Zaporog ve Sarıkamış Kazakları Hetmanı Doroşenko 1675'e kadar Osmanlılara tabi olmuştu. Fakat kendine tabi olan Kazak cenkçi ve askerlerini baskısıyla 1675'ten itibaren Rus taraftarlığına döndü. Doroşenko Ruslarla anlaşıp 19 Eylül 1676'da Sağ Ukrayna Kıyıları (Pravoberezhna Ukrayına) Kazakları Hetmanlığını bıraktığını ilan etti ve Rusya'ya sürgüne çekildi. Merkezi olan Çehrin kalesini Ruslara teslim etti. Bunun üzerine Osmanlı Sadrazamı Merzifonlu Kara Mustafa Paşa Doroşenko'nun azledildiğini bildirdi; yerine Sağ Ukrayna Kıyıları (Pravoberezhna Ukrayına) Kazakları hetmanlığına İstanbul'da eğitilen Yuri Himelnitskiyi adlı bir papazı atandığını ilan etti. Temmuz 1677'de Şeytan İbrahim Paşa serdarlığı altında bir Osmanlı-Kırım Tatar Hani ordusu 'ne başladı ve bu ordu Ağustos'ta Çehrin kalesini kuşatma altına aldı. Çehrin Kalesi Osmanlılar tarafından 23 gün kuşatmaya alındı. Fakat kaleyi kurtarmak için büyük bir Rus ordusu geldiği haberi gelince 29 Ağustos'ta serdar ve Kırım Hani kuşatmayı bırakarak geri çekildi. Şeytan İbrahim Paşa İstanbul'a dönünce vezirlikte atılıp tutuklandı ve Kırım Hani Selim Giray hanlıktan azledildi.
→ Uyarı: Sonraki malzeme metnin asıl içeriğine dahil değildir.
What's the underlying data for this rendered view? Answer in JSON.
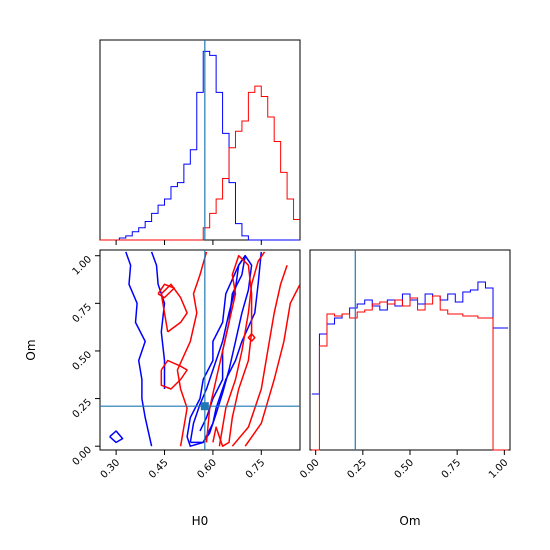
{
  "colors": {
    "series_a": "#0000ff",
    "series_b": "#ff0000",
    "truth": "#1f77b4"
  },
  "chart_data": [
    {
      "type": "histogram",
      "panel": "H0 marginal",
      "xlim": [
        0.25,
        0.87
      ],
      "truth": 0.575,
      "bin_edges": [
        0.25,
        0.27,
        0.29,
        0.31,
        0.33,
        0.35,
        0.37,
        0.39,
        0.41,
        0.43,
        0.45,
        0.47,
        0.49,
        0.51,
        0.53,
        0.55,
        0.57,
        0.59,
        0.61,
        0.63,
        0.65,
        0.67,
        0.69,
        0.71,
        0.73,
        0.75,
        0.77,
        0.79,
        0.81,
        0.83,
        0.85,
        0.87
      ],
      "series": [
        {
          "color": "blue",
          "counts": [
            0,
            0,
            0,
            1,
            2,
            4,
            6,
            9,
            13,
            17,
            20,
            26,
            28,
            37,
            44,
            72,
            92,
            90,
            72,
            52,
            28,
            8,
            2,
            0,
            0,
            0,
            0,
            0,
            0,
            0,
            0
          ]
        },
        {
          "color": "red",
          "counts": [
            0,
            0,
            0,
            0,
            0,
            0,
            0,
            0,
            0,
            0,
            0,
            0,
            0,
            0,
            0,
            0,
            6,
            13,
            20,
            30,
            45,
            53,
            58,
            72,
            75,
            70,
            60,
            48,
            33,
            20,
            10
          ]
        }
      ]
    },
    {
      "type": "contour",
      "panel": "H0 vs Om",
      "xlabel": "H0",
      "ylabel": "Om",
      "xlim": [
        0.25,
        0.87
      ],
      "ylim": [
        -0.02,
        1.03
      ],
      "x_ticks": [
        "0.30",
        "0.45",
        "0.60",
        "0.75"
      ],
      "y_ticks": [
        "0.00",
        "0.25",
        "0.50",
        "0.75",
        "1.00"
      ],
      "truth": [
        0.575,
        0.21
      ],
      "contours": [
        {
          "color": "blue",
          "points": [
            [
              0.33,
              1.02
            ],
            [
              0.345,
              0.95
            ],
            [
              0.34,
              0.85
            ],
            [
              0.365,
              0.75
            ],
            [
              0.36,
              0.65
            ],
            [
              0.39,
              0.55
            ],
            [
              0.37,
              0.45
            ],
            [
              0.38,
              0.35
            ],
            [
              0.38,
              0.25
            ],
            [
              0.39,
              0.15
            ],
            [
              0.41,
              0.0
            ]
          ]
        },
        {
          "color": "blue",
          "points": [
            [
              0.41,
              1.02
            ],
            [
              0.425,
              0.95
            ],
            [
              0.43,
              0.85
            ],
            [
              0.45,
              0.75
            ],
            [
              0.44,
              0.6
            ],
            [
              0.45,
              0.45
            ],
            [
              0.45,
              0.3
            ]
          ]
        },
        {
          "color": "blue",
          "points": [
            [
              0.75,
              1.02
            ],
            [
              0.74,
              0.85
            ],
            [
              0.73,
              0.7
            ],
            [
              0.69,
              0.55
            ],
            [
              0.67,
              0.45
            ],
            [
              0.64,
              0.35
            ],
            [
              0.61,
              0.2
            ],
            [
              0.6,
              0.12
            ],
            [
              0.57,
              0.02
            ],
            [
              0.53,
              0.0
            ],
            [
              0.52,
              0.05
            ],
            [
              0.53,
              0.15
            ],
            [
              0.56,
              0.25
            ],
            [
              0.57,
              0.35
            ],
            [
              0.6,
              0.45
            ],
            [
              0.6,
              0.55
            ],
            [
              0.63,
              0.65
            ],
            [
              0.64,
              0.8
            ],
            [
              0.68,
              0.95
            ],
            [
              0.7,
              1.0
            ],
            [
              0.69,
              0.9
            ],
            [
              0.66,
              0.8
            ],
            [
              0.65,
              0.65
            ],
            [
              0.63,
              0.5
            ],
            [
              0.63,
              0.35
            ],
            [
              0.6,
              0.25
            ],
            [
              0.58,
              0.15
            ],
            [
              0.56,
              0.08
            ]
          ]
        },
        {
          "color": "blue",
          "points": [
            [
              0.53,
              0.02
            ],
            [
              0.54,
              0.12
            ],
            [
              0.56,
              0.22
            ],
            [
              0.58,
              0.3
            ],
            [
              0.6,
              0.4
            ],
            [
              0.63,
              0.55
            ],
            [
              0.65,
              0.7
            ],
            [
              0.67,
              0.83
            ],
            [
              0.68,
              0.95
            ],
            [
              0.7,
              1.0
            ],
            [
              0.72,
              0.95
            ],
            [
              0.71,
              0.82
            ],
            [
              0.69,
              0.7
            ],
            [
              0.67,
              0.55
            ],
            [
              0.65,
              0.4
            ],
            [
              0.63,
              0.28
            ],
            [
              0.61,
              0.17
            ],
            [
              0.59,
              0.07
            ],
            [
              0.57,
              0.02
            ],
            [
              0.53,
              0.02
            ]
          ]
        },
        {
          "color": "blue",
          "points": [
            [
              0.28,
              0.05
            ],
            [
              0.3,
              0.08
            ],
            [
              0.32,
              0.04
            ],
            [
              0.3,
              0.02
            ],
            [
              0.28,
              0.05
            ]
          ]
        },
        {
          "color": "red",
          "points": [
            [
              0.5,
              0.0
            ],
            [
              0.52,
              0.2
            ],
            [
              0.5,
              0.3
            ],
            [
              0.49,
              0.4
            ],
            [
              0.53,
              0.55
            ],
            [
              0.55,
              0.7
            ],
            [
              0.54,
              0.8
            ],
            [
              0.56,
              0.9
            ],
            [
              0.58,
              1.02
            ]
          ]
        },
        {
          "color": "red",
          "points": [
            [
              0.58,
              0.02
            ],
            [
              0.59,
              0.2
            ],
            [
              0.61,
              0.35
            ],
            [
              0.63,
              0.5
            ],
            [
              0.65,
              0.65
            ],
            [
              0.67,
              0.8
            ],
            [
              0.66,
              0.9
            ],
            [
              0.68,
              1.0
            ],
            [
              0.71,
              0.95
            ],
            [
              0.72,
              0.8
            ],
            [
              0.72,
              0.6
            ],
            [
              0.71,
              0.45
            ],
            [
              0.68,
              0.3
            ],
            [
              0.66,
              0.15
            ],
            [
              0.65,
              0.02
            ],
            [
              0.63,
              0.0
            ],
            [
              0.61,
              0.1
            ],
            [
              0.6,
              0.02
            ]
          ]
        },
        {
          "color": "red",
          "points": [
            [
              0.62,
              0.0
            ],
            [
              0.64,
              0.2
            ],
            [
              0.67,
              0.35
            ],
            [
              0.69,
              0.5
            ],
            [
              0.71,
              0.7
            ],
            [
              0.72,
              0.85
            ],
            [
              0.74,
              0.97
            ],
            [
              0.76,
              1.02
            ]
          ]
        },
        {
          "color": "red",
          "points": [
            [
              0.66,
              0.0
            ],
            [
              0.71,
              0.1
            ],
            [
              0.75,
              0.3
            ],
            [
              0.77,
              0.5
            ],
            [
              0.79,
              0.7
            ],
            [
              0.81,
              0.85
            ],
            [
              0.83,
              0.95
            ]
          ]
        },
        {
          "color": "red",
          "points": [
            [
              0.7,
              0.0
            ],
            [
              0.75,
              0.12
            ],
            [
              0.79,
              0.35
            ],
            [
              0.82,
              0.55
            ],
            [
              0.84,
              0.75
            ],
            [
              0.87,
              0.85
            ]
          ]
        },
        {
          "color": "red",
          "points": [
            [
              0.44,
              0.4
            ],
            [
              0.46,
              0.45
            ],
            [
              0.5,
              0.42
            ],
            [
              0.52,
              0.4
            ],
            [
              0.5,
              0.35
            ],
            [
              0.47,
              0.3
            ],
            [
              0.44,
              0.32
            ],
            [
              0.44,
              0.4
            ]
          ]
        },
        {
          "color": "red",
          "points": [
            [
              0.46,
              0.6
            ],
            [
              0.5,
              0.65
            ],
            [
              0.52,
              0.7
            ],
            [
              0.5,
              0.78
            ],
            [
              0.47,
              0.85
            ],
            [
              0.44,
              0.8
            ],
            [
              0.45,
              0.7
            ],
            [
              0.46,
              0.6
            ]
          ]
        },
        {
          "color": "red",
          "points": [
            [
              0.43,
              0.8
            ],
            [
              0.45,
              0.85
            ],
            [
              0.48,
              0.83
            ],
            [
              0.45,
              0.78
            ],
            [
              0.43,
              0.8
            ]
          ]
        },
        {
          "color": "red",
          "points": [
            [
              0.72,
              0.55
            ],
            [
              0.73,
              0.57
            ],
            [
              0.72,
              0.59
            ],
            [
              0.71,
              0.57
            ],
            [
              0.72,
              0.55
            ]
          ]
        }
      ]
    },
    {
      "type": "histogram",
      "panel": "Om marginal",
      "xlabel": "Om",
      "xlim": [
        -0.03,
        1.03
      ],
      "x_ticks": [
        "0.00",
        "0.25",
        "0.50",
        "0.75",
        "1.00"
      ],
      "truth": 0.21,
      "bin_edges": [
        -0.02,
        0.0,
        0.02,
        0.04,
        0.06,
        0.08,
        0.1,
        0.12,
        0.14,
        0.16,
        0.18,
        0.2,
        0.22,
        0.24,
        0.26,
        0.28,
        0.3,
        0.32,
        0.34,
        0.36,
        0.38,
        0.4,
        0.42,
        0.44,
        0.46,
        0.48,
        0.5,
        0.52,
        0.54,
        0.56,
        0.58,
        0.6,
        0.62,
        0.64,
        0.66,
        0.68,
        0.7,
        0.72,
        0.74,
        0.76,
        0.78,
        0.8,
        0.82,
        0.84,
        0.86,
        0.88,
        0.9,
        0.92,
        0.94,
        0.96,
        0.98,
        1.0,
        1.02
      ],
      "series": [
        {
          "color": "blue",
          "counts": [
            0.28,
            0.28,
            0.58,
            0.58,
            0.63,
            0.63,
            0.66,
            0.66,
            0.68,
            0.68,
            0.71,
            0.71,
            0.73,
            0.73,
            0.75,
            0.75,
            0.72,
            0.72,
            0.7,
            0.7,
            0.75,
            0.75,
            0.72,
            0.72,
            0.78,
            0.78,
            0.75,
            0.75,
            0.73,
            0.73,
            0.78,
            0.78,
            0.77,
            0.77,
            0.75,
            0.75,
            0.78,
            0.78,
            0.74,
            0.74,
            0.79,
            0.79,
            0.8,
            0.8,
            0.84,
            0.84,
            0.81,
            0.81,
            0.61,
            0.61,
            0.61,
            0.61
          ]
        },
        {
          "color": "red",
          "counts": [
            0.0,
            0.0,
            0.52,
            0.52,
            0.68,
            0.68,
            0.67,
            0.67,
            0.68,
            0.68,
            0.66,
            0.66,
            0.69,
            0.69,
            0.7,
            0.7,
            0.73,
            0.73,
            0.74,
            0.74,
            0.73,
            0.73,
            0.75,
            0.75,
            0.72,
            0.72,
            0.76,
            0.76,
            0.7,
            0.7,
            0.73,
            0.73,
            0.77,
            0.77,
            0.7,
            0.7,
            0.68,
            0.68,
            0.68,
            0.68,
            0.67,
            0.67,
            0.67,
            0.67,
            0.66,
            0.66,
            0.66,
            0.66,
            0.0,
            0.0,
            0.0,
            0.0
          ]
        }
      ]
    }
  ]
}
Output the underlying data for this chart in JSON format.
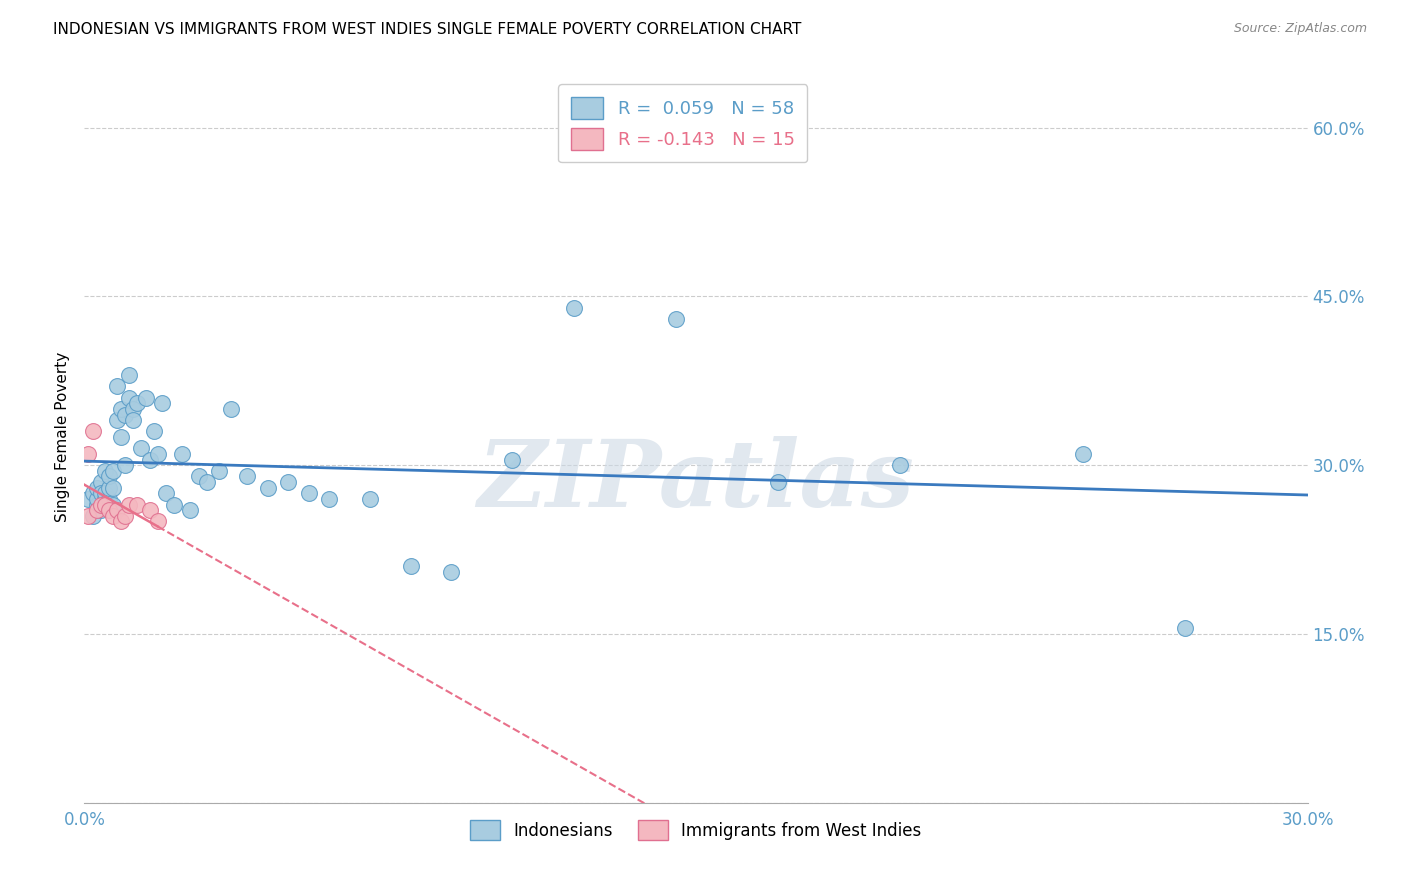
{
  "title": "INDONESIAN VS IMMIGRANTS FROM WEST INDIES SINGLE FEMALE POVERTY CORRELATION CHART",
  "source": "Source: ZipAtlas.com",
  "ylabel": "Single Female Poverty",
  "xlim": [
    0.0,
    0.3
  ],
  "ylim": [
    0.0,
    0.65
  ],
  "x_ticks": [
    0.0,
    0.05,
    0.1,
    0.15,
    0.2,
    0.25,
    0.3
  ],
  "x_tick_labels": [
    "0.0%",
    "",
    "",
    "",
    "",
    "",
    "30.0%"
  ],
  "y_ticks_right": [
    0.0,
    0.15,
    0.3,
    0.45,
    0.6
  ],
  "y_tick_labels_right": [
    "",
    "15.0%",
    "30.0%",
    "45.0%",
    "60.0%"
  ],
  "color_indonesian": "#a8cce0",
  "color_indonesian_edge": "#5b9dc8",
  "color_westindies": "#f4b8c0",
  "color_westindies_edge": "#e07090",
  "color_line_indonesian": "#3a7abf",
  "color_line_westindies": "#e8708a",
  "color_watermark": "#cdd9e5",
  "watermark_text": "ZIPatlas",
  "legend_label1": "Indonesians",
  "legend_label2": "Immigrants from West Indies",
  "legend_text1": "R =  0.059   N = 58",
  "legend_text2": "R = -0.143   N = 15",
  "legend_color1": "#5b9dc8",
  "legend_color2": "#e8708a",
  "background_color": "#ffffff",
  "grid_color": "#cccccc",
  "indonesian_x": [
    0.001,
    0.002,
    0.002,
    0.003,
    0.003,
    0.003,
    0.004,
    0.004,
    0.004,
    0.005,
    0.005,
    0.005,
    0.006,
    0.006,
    0.006,
    0.007,
    0.007,
    0.007,
    0.008,
    0.008,
    0.009,
    0.009,
    0.01,
    0.01,
    0.011,
    0.011,
    0.012,
    0.012,
    0.013,
    0.014,
    0.015,
    0.016,
    0.017,
    0.018,
    0.019,
    0.02,
    0.022,
    0.024,
    0.026,
    0.028,
    0.03,
    0.033,
    0.036,
    0.04,
    0.045,
    0.05,
    0.055,
    0.06,
    0.07,
    0.08,
    0.09,
    0.105,
    0.12,
    0.145,
    0.17,
    0.2,
    0.245,
    0.27
  ],
  "indonesian_y": [
    0.27,
    0.255,
    0.275,
    0.265,
    0.27,
    0.28,
    0.26,
    0.285,
    0.275,
    0.27,
    0.275,
    0.295,
    0.27,
    0.28,
    0.29,
    0.265,
    0.28,
    0.295,
    0.34,
    0.37,
    0.35,
    0.325,
    0.345,
    0.3,
    0.36,
    0.38,
    0.35,
    0.34,
    0.355,
    0.315,
    0.36,
    0.305,
    0.33,
    0.31,
    0.355,
    0.275,
    0.265,
    0.31,
    0.26,
    0.29,
    0.285,
    0.295,
    0.35,
    0.29,
    0.28,
    0.285,
    0.275,
    0.27,
    0.27,
    0.21,
    0.205,
    0.305,
    0.44,
    0.43,
    0.285,
    0.3,
    0.31,
    0.155
  ],
  "westindies_x": [
    0.001,
    0.001,
    0.002,
    0.003,
    0.004,
    0.005,
    0.006,
    0.007,
    0.008,
    0.009,
    0.01,
    0.011,
    0.013,
    0.016,
    0.018
  ],
  "westindies_y": [
    0.31,
    0.255,
    0.33,
    0.26,
    0.265,
    0.265,
    0.26,
    0.255,
    0.26,
    0.25,
    0.255,
    0.265,
    0.265,
    0.26,
    0.25
  ]
}
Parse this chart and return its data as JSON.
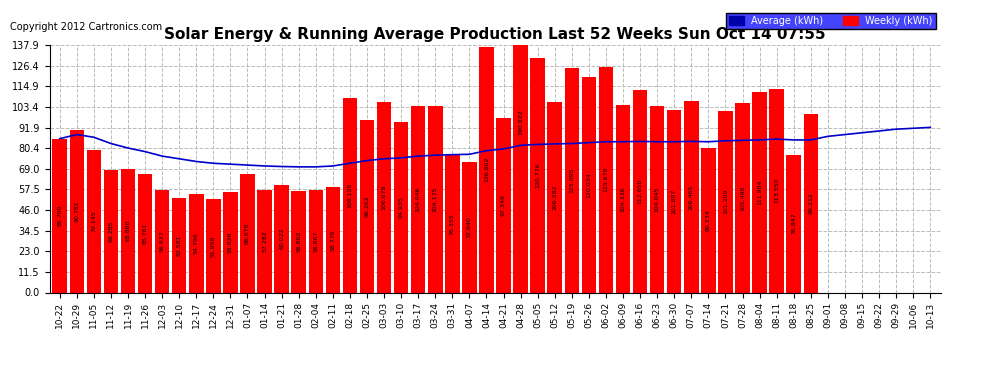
{
  "title": "Solar Energy & Running Average Production Last 52 Weeks Sun Oct 14 07:55",
  "copyright": "Copyright 2012 Cartronics.com",
  "ylabel_right": "",
  "bar_color": "#FF0000",
  "line_color": "#0000CC",
  "background_color": "#FFFFFF",
  "grid_color": "#AAAAAA",
  "ylim": [
    0,
    137.9
  ],
  "yticks": [
    0.0,
    11.5,
    23.0,
    34.5,
    46.0,
    57.5,
    69.0,
    80.4,
    91.9,
    103.4,
    114.9,
    126.4,
    137.9
  ],
  "categories": [
    "10-22",
    "10-29",
    "11-05",
    "11-12",
    "11-19",
    "11-26",
    "12-03",
    "12-10",
    "12-17",
    "12-24",
    "12-31",
    "01-07",
    "01-14",
    "01-21",
    "01-28",
    "02-04",
    "02-11",
    "02-18",
    "02-25",
    "03-03",
    "03-10",
    "03-17",
    "03-24",
    "03-31",
    "04-07",
    "04-14",
    "04-21",
    "04-28",
    "05-05",
    "05-12",
    "05-19",
    "05-26",
    "06-02",
    "06-09",
    "06-16",
    "06-23",
    "06-30",
    "07-07",
    "07-14",
    "07-21",
    "07-28",
    "08-04",
    "08-11",
    "08-18",
    "08-25",
    "09-01",
    "09-08",
    "09-15",
    "09-22",
    "09-29",
    "10-06",
    "10-13"
  ],
  "weekly_values": [
    85.7,
    90.781,
    79.145,
    68.285,
    68.86,
    65.761,
    56.937,
    52.581,
    54.796,
    51.958,
    55.826,
    66.078,
    57.282,
    60.022,
    56.802,
    56.867,
    58.776,
    108.105,
    96.262,
    106.078,
    94.935,
    104.046,
    104.175,
    76.355,
    72.64,
    136.802,
    97.349,
    190.022,
    130.776,
    106.282,
    125.095,
    120.034,
    125.678,
    104.336,
    112.65,
    104.045,
    101.607,
    106.465,
    80.234,
    101.209,
    105.498,
    111.984,
    113.55,
    76.847,
    99.212,
    0,
    0,
    0,
    0,
    0,
    0,
    0
  ],
  "average_values": [
    85.7,
    88.0,
    86.5,
    83.0,
    80.5,
    78.5,
    76.0,
    74.5,
    73.0,
    72.0,
    71.5,
    71.0,
    70.5,
    70.2,
    70.0,
    70.0,
    70.5,
    72.0,
    73.5,
    74.5,
    75.0,
    76.0,
    76.5,
    76.8,
    77.0,
    79.0,
    80.0,
    82.0,
    82.5,
    82.8,
    83.0,
    83.5,
    84.0,
    84.0,
    84.2,
    84.0,
    84.0,
    84.2,
    84.0,
    84.5,
    84.8,
    85.0,
    85.5,
    85.0,
    85.0,
    87.0,
    88.0,
    89.0,
    90.0,
    91.0,
    91.5,
    92.0
  ],
  "legend_avg_color": "#0000AA",
  "legend_weekly_color": "#FF0000",
  "legend_avg_label": "Average (kWh)",
  "legend_weekly_label": "Weekly (kWh)"
}
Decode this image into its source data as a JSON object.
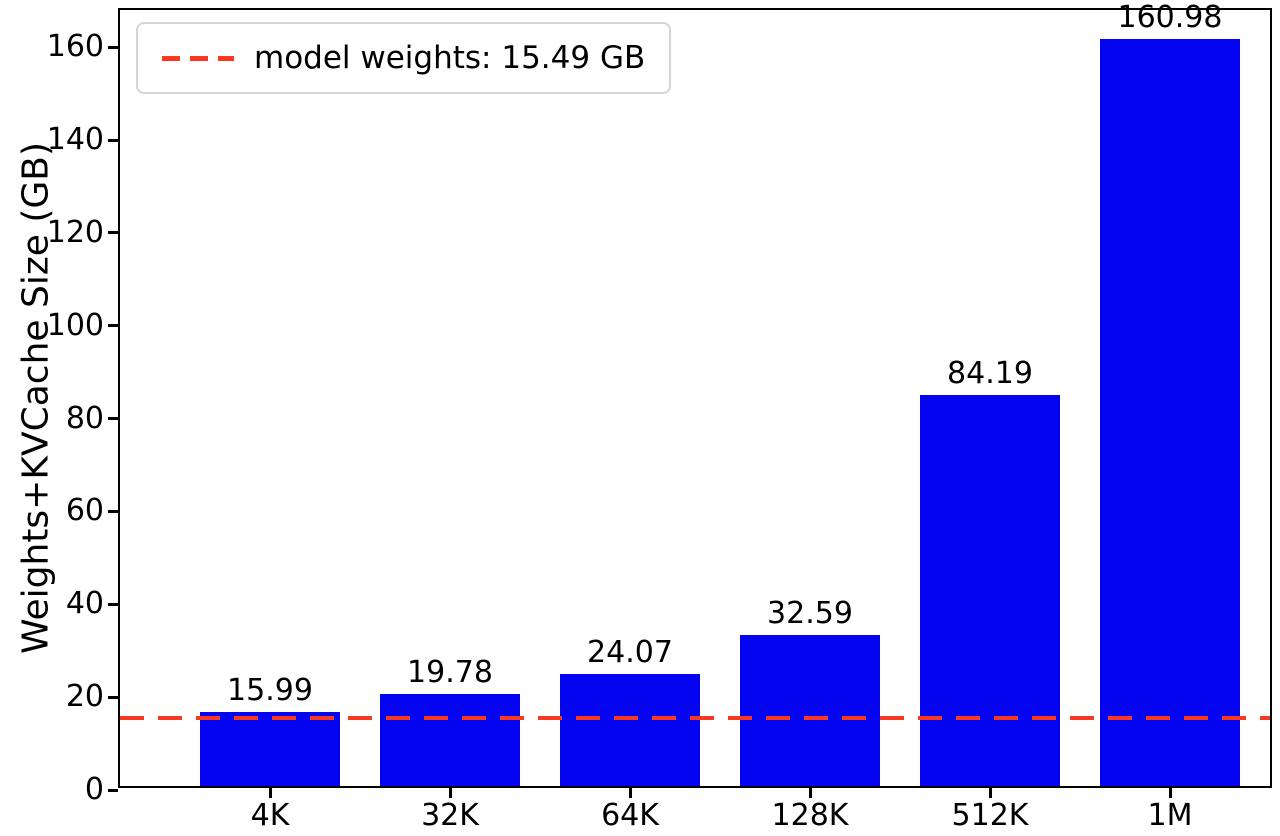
{
  "chart_data": {
    "type": "bar",
    "categories": [
      "4K",
      "32K",
      "64K",
      "128K",
      "512K",
      "1M"
    ],
    "values": [
      15.99,
      19.78,
      24.07,
      32.59,
      84.19,
      160.98
    ],
    "value_labels": [
      "15.99",
      "19.78",
      "24.07",
      "32.59",
      "84.19",
      "160.98"
    ],
    "title": "",
    "xlabel": "",
    "ylabel": "Weights+KVCache Size (GB)",
    "ylim": [
      0,
      168
    ],
    "yticks": [
      0,
      20,
      40,
      60,
      80,
      100,
      120,
      140,
      160
    ],
    "grid": false,
    "bar_color": "#0404f0",
    "reference_line": {
      "value": 15.49,
      "label": "model weights: 15.49 GB",
      "color": "#f93822",
      "style": "dashed"
    },
    "legend_position": "upper left"
  }
}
Bu başarısızlık dolayısıyla Rus çarı anlaşmak için İstanbul'a bir elçi gönderdi. Sadrazam Kara Mustafa Paşa Ruslarla harp taraftarıydı ve bir sefer hazırlığına başlamıştı. Ama Çehrin kalesinden Rusların çekilip bu kalenin Osmanlılara tabi Kazak Hetmanı'na verilirse sulh yapılabileceğini bildirdi. Rus elçisi buna yanaşmadı. Rus elçisinin elinden nağme alınıp elçi Sultan huzuruna çıkarılmadan İstanbul'a gelmesinden 12 gün sonra Rus elçisi geri gönderildi.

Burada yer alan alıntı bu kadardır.